Clinical Considerations
Disease-Associated Maternal and/or Embryo/Fetal Risk:
Limited data in the form of case reports of anthrax infection in pregnant women indicate that maternal infection is associated with a high risk of maternal, fetal, and neonatal deaths, particularly in the absence of treatment.

Data
Animal Data:
A study was conducted in pregnant, healthy, New Zealand White rabbits administered intravenous obiltoxaximab at dose levels of 16 or 32 mg/kg during organogenesis on Gestation Days 6, 10, 13 and 17. No maternal toxicity or adverse developmental outcomes were observed at the highest tested dose, 32 mg/kg. In those rabbits, mean maternal maximum plasma concentration (Cmax = 1180 mcg/mL) and mean maternal AUCinf (3220 mcg•day/mL) were approximately 3 times and 0.62 times the respective values for Cmax and AUC reported in clinical trial subjects at the maximum recommended adult dose of 16 mg/kg.

Lactation

Risk Summary
There is no information available on the presence of obiltoxaximab in human milk, the effects on the breastfed child, or the effects on milk production. Maternal IgG is known to be present in human milk. Therefore, the development and health benefits of breastfeeding should be considered along with the mother’s clinical need for ANTHIM and any potential adverse effects on the breastfed child from ANTHIM or from the underlying maternal condition.

Pediatric Use

As in adults, the effectiveness of ANTHIM in pediatric patients is based solely on efficacy studies in animal models of inhalational anthrax. As exposure of healthy children to ANTHIM is not ethical, a population PK approach was used to derive intravenous dosing regimens that are predicted to provide pediatric patients with exposure comparable to the observed exposure in adults receiving 16 mg/kg. The dose for pediatric patients is based on weight [see Dosage and Administration ].

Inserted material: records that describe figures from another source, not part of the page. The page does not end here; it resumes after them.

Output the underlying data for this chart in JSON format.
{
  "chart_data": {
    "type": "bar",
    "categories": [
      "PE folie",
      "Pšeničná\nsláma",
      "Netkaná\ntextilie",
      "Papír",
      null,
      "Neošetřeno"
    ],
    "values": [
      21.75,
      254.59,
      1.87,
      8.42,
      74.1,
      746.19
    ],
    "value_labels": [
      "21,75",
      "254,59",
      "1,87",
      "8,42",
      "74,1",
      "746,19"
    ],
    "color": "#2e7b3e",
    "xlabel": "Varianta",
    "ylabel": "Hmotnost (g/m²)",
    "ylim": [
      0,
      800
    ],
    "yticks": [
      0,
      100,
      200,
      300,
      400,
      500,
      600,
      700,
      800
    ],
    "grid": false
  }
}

There have been no studies of safety or PK of ANTHIM in the pediatric population.

Geriatric Use

Clinical studies of ANTHIM did not include sufficient numbers of subjects aged 65 years and over to determine whether they respond differently from younger subjects. Of the 320 subjects in clinical studies of ANTHIM, 9.4% (30/320) were 65 years and over, while 2% (6/320) were 75 years and over. No alteration of dosing is needed for patients ≥65 years of age [see Clinical Pharmacology ].